When Laura and Ivy were routed, he noticed Alene turning as if for flight. However, instead of running away as he had expected, she stooped, picked up the pail of water left by Mat, and, turning back with a sudden movement, dashed the fluid into the boys' faces.
Choked and blinded by the unexpected assault, they fell back.
The smallest boy, who had been in the rear, was the first to recover from the sudden bath. With uplifted hand he made an angry dash at Alene.
"Don't you dare to strike that girl!" cried a boy who came running down from the road. He evidently belonged to the gang but had only appeared on the scene in time to witness their rout. He was a well-built lad of fifteen, with a bearing that showed him to be above his associates, of whom he proclaimed himself the leader by collaring the angry boy who had made the attack on Alene. Then the berry-pickers came hurrying along with cries of, "A rescue, a rescue!" and the strange boys fled, leaving the girls mistresses of the field.

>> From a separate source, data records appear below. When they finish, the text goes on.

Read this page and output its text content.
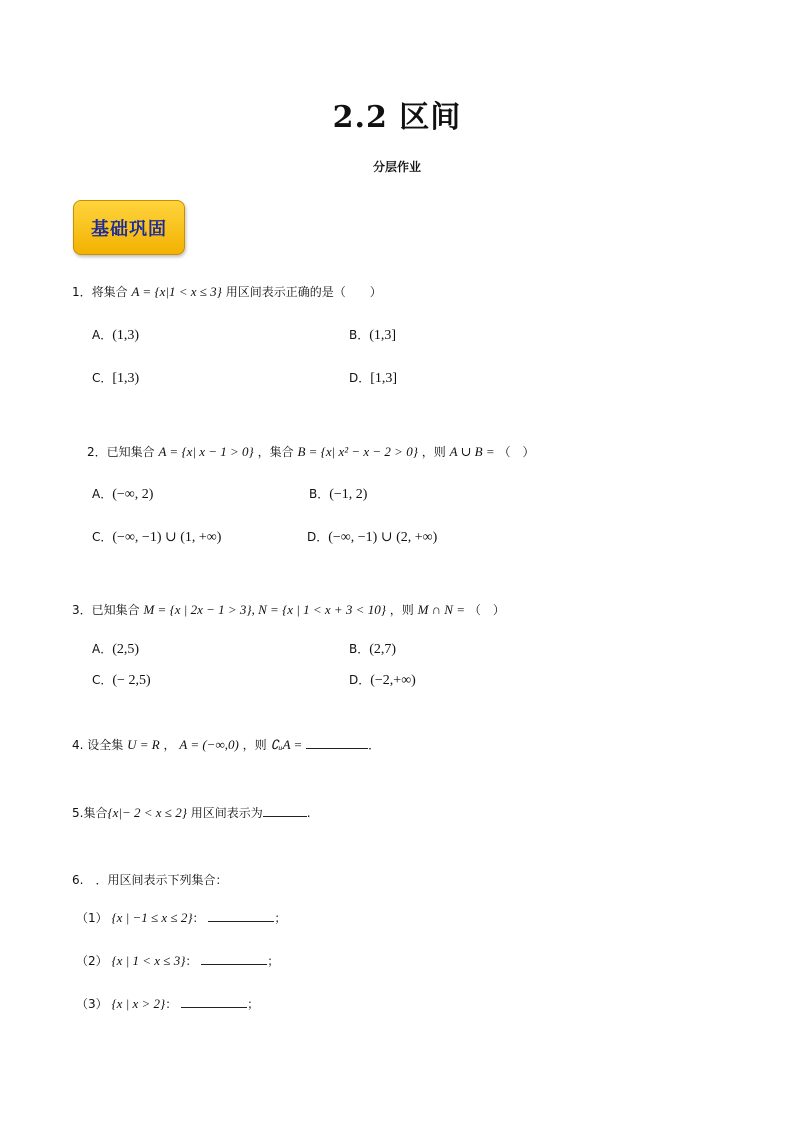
2.2 区间
分层作业
基础巩固
1．将集合 A = {x|1 < x ≤ 3} 用区间表示正确的是（　　）
A．(1,3)	B．(1,3]
C．[1,3)	D．[1,3]
2．已知集合 A = {x| x − 1 > 0} ，集合 B = {x| x² − x − 2 > 0} ，则 A ∪ B = （　）
A．(−∞, 2)	B．(−1, 2)
C．(−∞, −1) ∪ (1, +∞)	D．(−∞, −1) ∪ (2, +∞)
3．已知集合 M = {x | 2x − 1 > 3}, N = {x | 1 < x + 3 < 10} ，则 M ∩ N = （　）
A．(2,5)	B．(2,7)
C．(− 2,5)	D．(−2,+∞)
4. 设全集 U = R ， A = (−∞,0) ，则 ∁ᵤA =	．
5.集合{x|− 2 < x ≤ 2} 用区间表示为	.
6.　．用区间表示下列集合：
（1） {x | −1 ≤ x ≤ 2}：	；
（2） {x | 1 < x ≤ 3}：	；
（3） {x | x > 2}：	；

Alene was surprised to find herself a heroine. The girls declared the day lost but for her, and the boys, who had all witnessed the last of the engagement, were loud in her praises.
"I heard that big boy say you were a brave little thing and I agree with him," declared Hugh, who had experienced a sudden compunction for his hasty judgment in the caterpillar affair.
Whereupon the last vestige of Alene's resentment vanished.
"I think I'm entitled to some of the glory," remarked Mat modestly, joining the group around the re-arranged feast. "Didn't I, with remarkable foresight, provide the pail of water for Alene to drown the enemy in?"